How satisfying was last night’s Game 1 win? The city felt like it was ready to explode all week, and when the moment came, the Toronto Raptors were ready. The Golden State Warriors didn’t go quietly, but Toronto withstood everything the champs had and won their first-ever NBA Finals game.
There’s still a long ways to go, but for now, let’s focus on five things from Game 1.
Ready for the Big Stage
There certainly was a fear that the Raptors might come out tentative or tight; if they had on the “just happy to be here” faces, no one would have been surprised. But right from the beginning, they threw punches, took the counterpunches, played through offensive droughts and Stephen Curry bombs, kept their composure and didn’t let up. If basketball is a game of runs, The Warriors are the ultimate Team of Runs — capable of blitzing you for multiple scores in rapid succession and tuning games around in mere minutes. But the Raptors never let them go on an extended run, which is simply a feat in and of itself.
The fact that they got such great performances from their third-year guys — Pascal Siakam, who was unstoppable at times, and Fred VanVleet, who knocked in a couple key shots and was incredibly effective guarding Curry — is incredible. Siakam has looked tentative at times this postseason, and VanVleet’s long shooting slump was nightmarish, but these guys came through on the biggest stage.
Once again, I think you have to credit Kawhi Leonard’s mindset for this. Calm and cool, always, and the team has taken on that same personality.
The Marc Gasol Game
Put your hand up if you saw that one coming, and then be careful your nose doesn’t grow too long. I don’t think anyone saw Marc Gasol scoring 20 points on 10 shots in Game 1! Gasol finally looked ready to take on a heavier scoring load, readily accepting post passes, making spin moves and dropsteps, and shooting threes (2-for-4). It wasn’t perfect — he passed up an open two-footer to kick a ball out to Danny Green, and hesitated twice before letting fly on one of his made threes — but Golden State wasn’t respecting him as an offensive weapon, and he made them pay.
And on defense, he did everything you could ask, dropping back in the pick-and-roll, but not so far as to give up too many open looks — and he was solid when Stephen Curry and Klay Thompson drove at him (although he did end up fouling out). He even managed to collected two steals and a block, and tied Curry up (and won the ensuing jump ball) at one point.
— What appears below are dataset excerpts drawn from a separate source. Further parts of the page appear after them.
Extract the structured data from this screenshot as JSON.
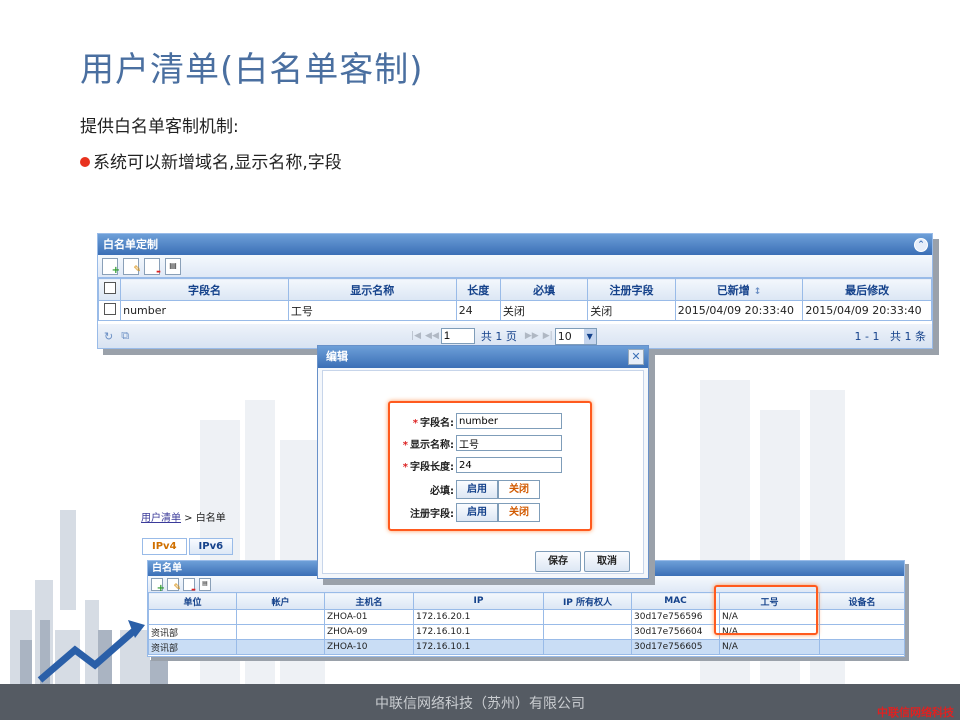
{
  "slide": {
    "title": "用户清单(白名单客制)",
    "subtitle": "提供白名单客制机制:",
    "bullet": "系统可以新增域名,显示名称,字段",
    "footer": "中联信网络科技（苏州）有限公司",
    "footer_logo": "中联信网络科技"
  },
  "panel1": {
    "title": "白名单定制",
    "columns": [
      "字段名",
      "显示名称",
      "长度",
      "必填",
      "注册字段",
      "已新增",
      "最后修改"
    ],
    "sort_indicator": "↕",
    "rows": [
      {
        "field": "number",
        "display": "工号",
        "length": "24",
        "required": "关闭",
        "register": "关闭",
        "created": "2015/04/09 20:33:40",
        "modified": "2015/04/09 20:33:40"
      }
    ],
    "pager": {
      "page_value": "1",
      "total_pages": "共 1 页",
      "page_size": "10",
      "range": "1 - 1",
      "total": "共 1 条"
    }
  },
  "dialog": {
    "title": "编辑",
    "labels": {
      "field_name": "字段名:",
      "display_name": "显示名称:",
      "length": "字段长度:",
      "required": "必填:",
      "register": "注册字段:"
    },
    "values": {
      "field_name": "number",
      "display_name": "工号",
      "length": "24"
    },
    "toggle_on": "启用",
    "toggle_off": "关闭",
    "save": "保存",
    "cancel": "取消"
  },
  "panel2": {
    "breadcrumb_link": "用户清单",
    "breadcrumb_sep": " > ",
    "breadcrumb_current": "白名单",
    "tabs": [
      "IPv4",
      "IPv6"
    ],
    "title": "白名单",
    "columns": [
      "单位",
      "帐户",
      "主机名",
      "IP",
      "IP 所有权人",
      "MAC",
      "工号",
      "设备名"
    ],
    "rows": [
      [
        "",
        "",
        "ZHOA-01",
        "172.16.20.1",
        "",
        "30d17e756596",
        "N/A",
        ""
      ],
      [
        "资讯部",
        "",
        "ZHOA-09",
        "172.16.10.1",
        "",
        "30d17e756604",
        "N/A",
        ""
      ],
      [
        "资讯部",
        "",
        "ZHOA-10",
        "172.16.10.1",
        "",
        "30d17e756605",
        "N/A",
        ""
      ]
    ]
  },
  "colors": {
    "title": "#4a6fa0",
    "header_blue": "#3b6fb6",
    "highlight": "#ff5a1e",
    "footer_bg": "#555b63"
  }
}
Presumably the Raptors won’t need this every game, but one of the storylines coming in was who else would step up for Toronto — and on this night, it was the Big Boss from Barcelona.
Clean That Glass
Rebounding was a problem for Toronto last night. In back-to-back plays sandwiching the first quarter break, the Raptors gave up offensive rebounds that led to Warriors scores (two Shaun Livingston free throws and then a Quinn Cook three); those are the types of freebies that can come back and bite you against the Warriors, where the margin of error is so thin.
It didn’t in this case, and the Raptors did do a good job of cleaning things up in the second half (two offensive rebounds given up after halftime, compared to seven — which led to 13 second-chance points — in the first half) but they should have a size advantage on the boards, especially with Kevin Durant out.
Rebounding against a team that shoots a lot of threes is tough, especially when you’re switching a lot and your bigs are contesting. But recovering to track down those long boards is critical.
Team of Destiny...?
Did you see that ridiculous banker that dropped in for Fred VanVleet? How in the world did that thing go in?
And how about when Pascal Siakam wildly tipped in his own miss with a minute to go?
Thing is, when I see shots like that, there’s a part of me that thinks it’s a sign. Championship teams need crazy bounces and weird plays to go their way. It gives me confidence that maybe, somehow, this could be our year.
What a Time to Be Alive
Regardless of what happens the rest of this series, I don’t think I’ll ever forget just how much Toronto, and the GTA, and all of Canada was buzzing yesterday. Jurassic Park was a madhouse, and seeing all of the extended viewing parties across the country was amazing. 20,000 people in Mississauga! They had to close down streets in Burlington! Amazing stuff.
And the crowd inside the arena was awesome. The place was packed 20 minutes before tip-off, which was great to see, and loud as hell from the anthems on down to the final buzzer. I loved the “Lowry!” chants, the “Freddy!” and “Danny!” chants, and the cheer for the alumni group (featuring Muggsy, MoPete, Oak, JYD, Chris Bosh, T-Mac, Mighty Mouse and even Dell Curry) (uh, and also Isiah Thomas, which... OK, I guess?) was great to see. It’s nice to acknowledge a little bit of history, here, short (and underwhelming) though it may be.
Masai Ujiri said the other day, this is our chance to welcome the world to our city, to our country, to show the world who we are, and I think we should be damn proud of how well we did that this week.
Three wins from an NBA title? How amazing was it to wake up with that feeling this morning? They’ll be the three toughest wins to get in team history, but everything the Raptors have done so far tells that they belong, and that anything is possible.